La pronuncia gravata è quindi del tutto antitetica se non apertamente contrastante rispetto alle indicazioni anche recenti di questa Corte (Cass. Sez. 5, Sentenza n. 24452 del 05/10/2018) secondo le quali in tema di processo tributario è nulla, per violazione del D.Lgs. n. 546 del 1992, artt. 36 e 61, nonché dell’art. 118 disp. att. c.p.c., la sentenza della commissione tributaria regionale completamente priva dell’illustrazione delle censure mosse dall’appellante alla decisione di primo grado e delle considerazioni che hanno indotto la commissione a disattenderle e che si sia limitata a motivare “per relationem” alla sentenza impugnata mediante la mera adesione ad essa, poiché, in tal modo, resta impossibile l’individuazione del “thema decidendum” e delle ragioni poste a fondamento della decisione e non può ritenersi che la condivisione della motivazione impugnata sia stata raggiunta attraverso l’esame e la valutazione dell’infondatezza dei motivi di gravame;
Sempre sul punto, questa Corte ritiene fermamente – e a maggior ragione per le sentenze depositata, come quella in oggetto, prima dell’11 settembre 2012 – (e pluribus, Cass. Sez. U, Sentenza n. 8053 del 07/04/2014) che ogni provvedimento giurisdizionale debba obbligatoriamente rispettare il livello di “minimo costituzionale” quanto alla propria motivazione. Pertanto, anche dopo la riforma del 2012, che pure qui non rileva per quanto appena detto, è sempre denunciabile in cassazione l’anomalia motivazionale che si tramuta in violazione di legge costituzionalmente rilevante, in quanto attinente all’esistenza della motivazione in sé, purché il vizio risulti dal testo della sentenza impugnata, a prescindere dal confronto con le risultanze processuali. Tale anomalia si esaurisce nella “mancanza assoluta di motivi sotto l’aspetto materiale e grafico”, nella “motivazione apparente”, nel “contrasto irriducibile tra affermazioni inconciliabili” e nella “motivazione perplessa ed obiettivamente incomprensibile”.
Nel presente caso, è la sola parte sopra riportata a costituire motivazione della sentenza della CTR; essa senza dubbio costituisce esempio quasi scolastico di motivazione apparente, poiché è dato da essa rilevare la completa omissione, salvo l’apposizione grafica di enunciazioni assertive, dell’iter logico – giuridico che ha portato il giudice a concludere nel senso fatto proprio in dispositivo.

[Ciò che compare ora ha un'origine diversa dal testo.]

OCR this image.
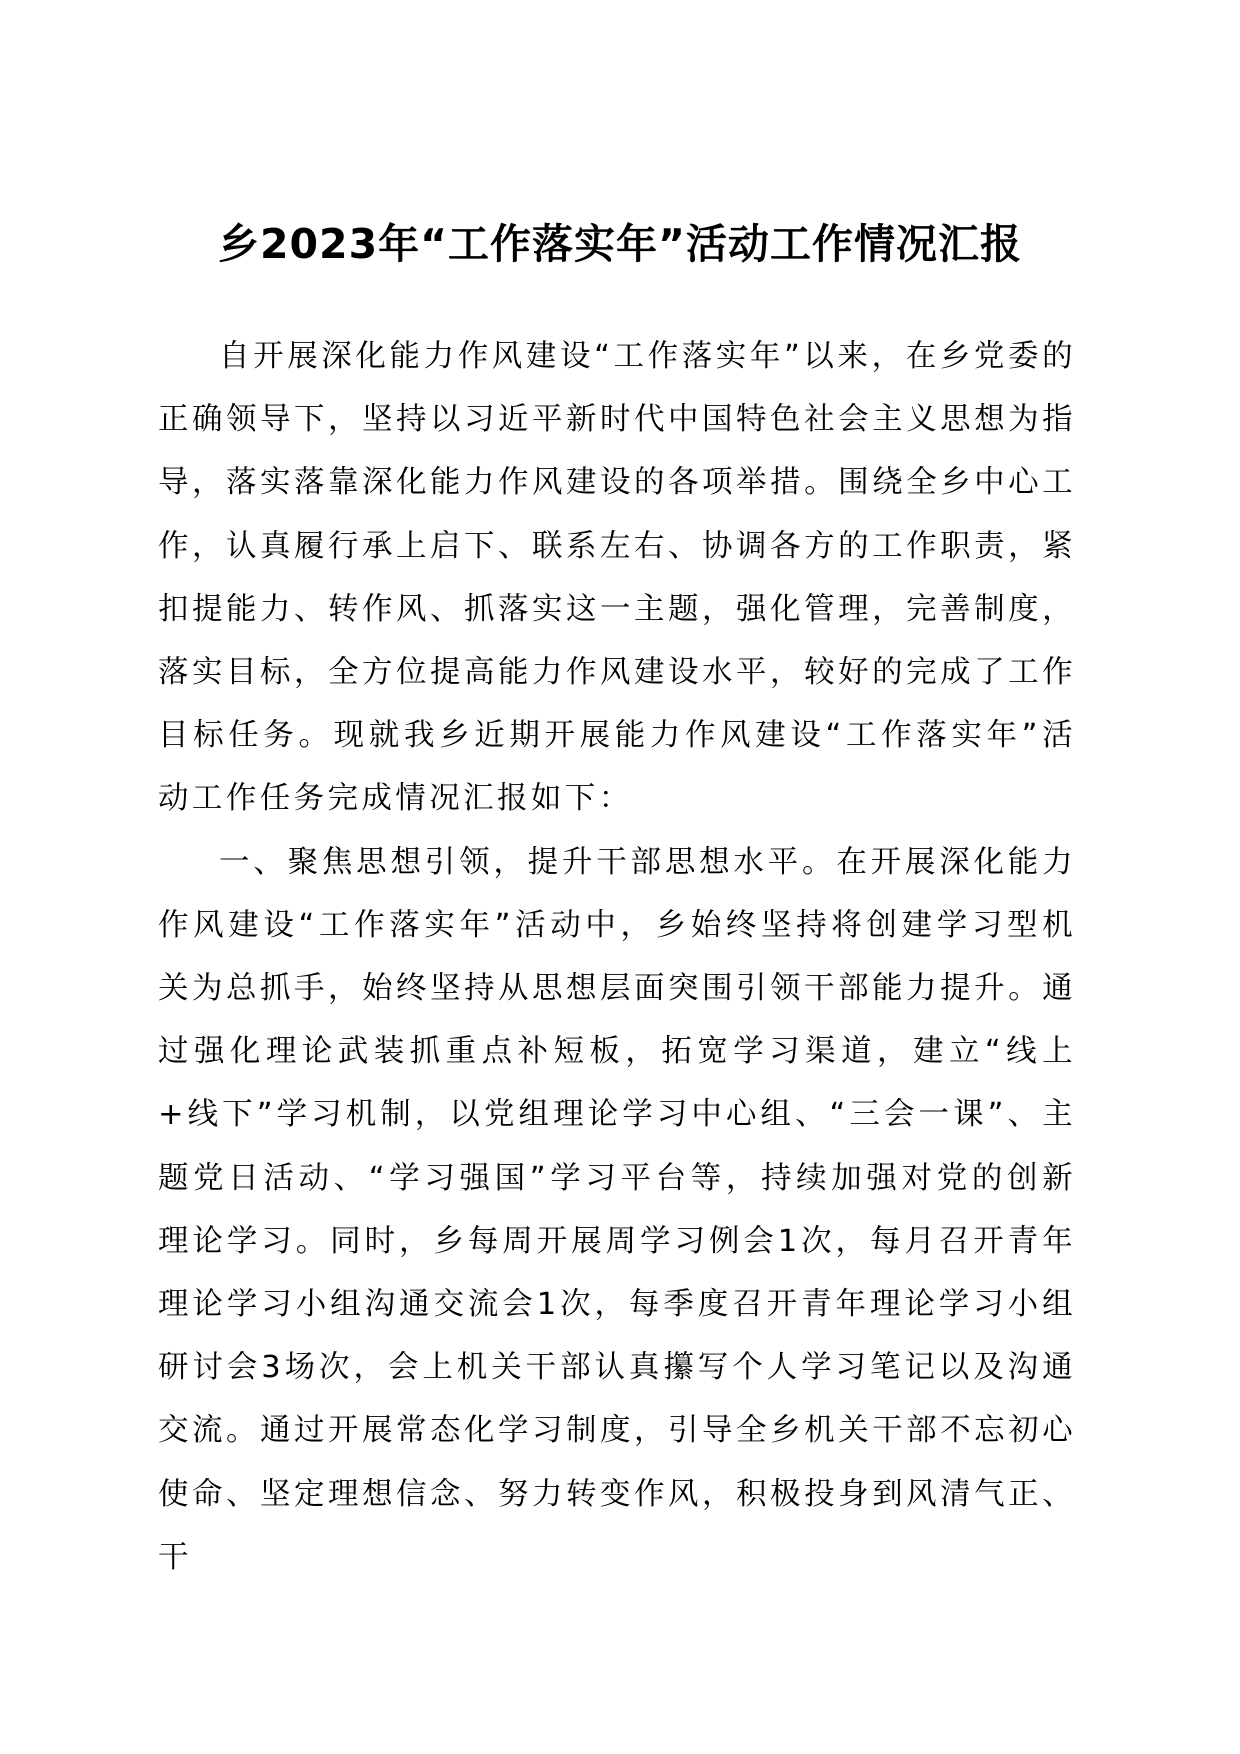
乡2023年“工作落实年”活动工作情况汇报

自开展深化能力作风建设“工作落实年”以来，在乡党委的正确领导下，坚持以习近平新时代中国特色社会主义思想为指导，落实落靠深化能力作风建设的各项举措。围绕全乡中心工作，认真履行承上启下、联系左右、协调各方的工作职责，紧扣提能力、转作风、抓落实这一主题，强化管理，完善制度，落实目标，全方位提高能力作风建设水平，较好的完成了工作目标任务。现就我乡近期开展能力作风建设“工作落实年”活动工作任务完成情况汇报如下：

一、聚焦思想引领，提升干部思想水平。在开展深化能力作风建设“工作落实年”活动中，乡始终坚持将创建学习型机关为总抓手，始终坚持从思想层面突围引领干部能力提升。通过强化理论武装抓重点补短板，拓宽学习渠道，建立“线上+线下”学习机制，以党组理论学习中心组、“三会一课”、主题党日活动、“学习强国”学习平台等，持续加强对党的创新理论学习。同时，乡每周开展周学习例会1次，每月召开青年理论学习小组沟通交流会1次，每季度召开青年理论学习小组研讨会3场次，会上机关干部认真攥写个人学习笔记以及沟通交流。通过开展常态化学习制度，引导全乡机关干部不忘初心使命、坚定理想信念、努力转变作风，积极投身到风清气正、干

I motivi in esame meritano quindi, all’evidenza, completo accoglimento; la sentenza va quindi integralmente cassata con rinvio ad altra sezione della CTR dell’Emilia Romagna per nuovo esame; i restanti motivi sono assorbiti nella decisione dei motivi che precedono.
P.Q.M.
accoglie il secondo, il settimo, il nono, l’undicesimo, il tredicesimo e il quindicesimo motivo ricorso; dichiara assorbiti i restanti motivi; cassa la sentenza impugnata e rinvia alla Commissione Tributaria Regionale dell’Emilia Romagna in diversa composizione che statuirà anche quanto alle spese del presente giudizio di legittimità.
Così deciso in Roma, il 9 novembre 2021.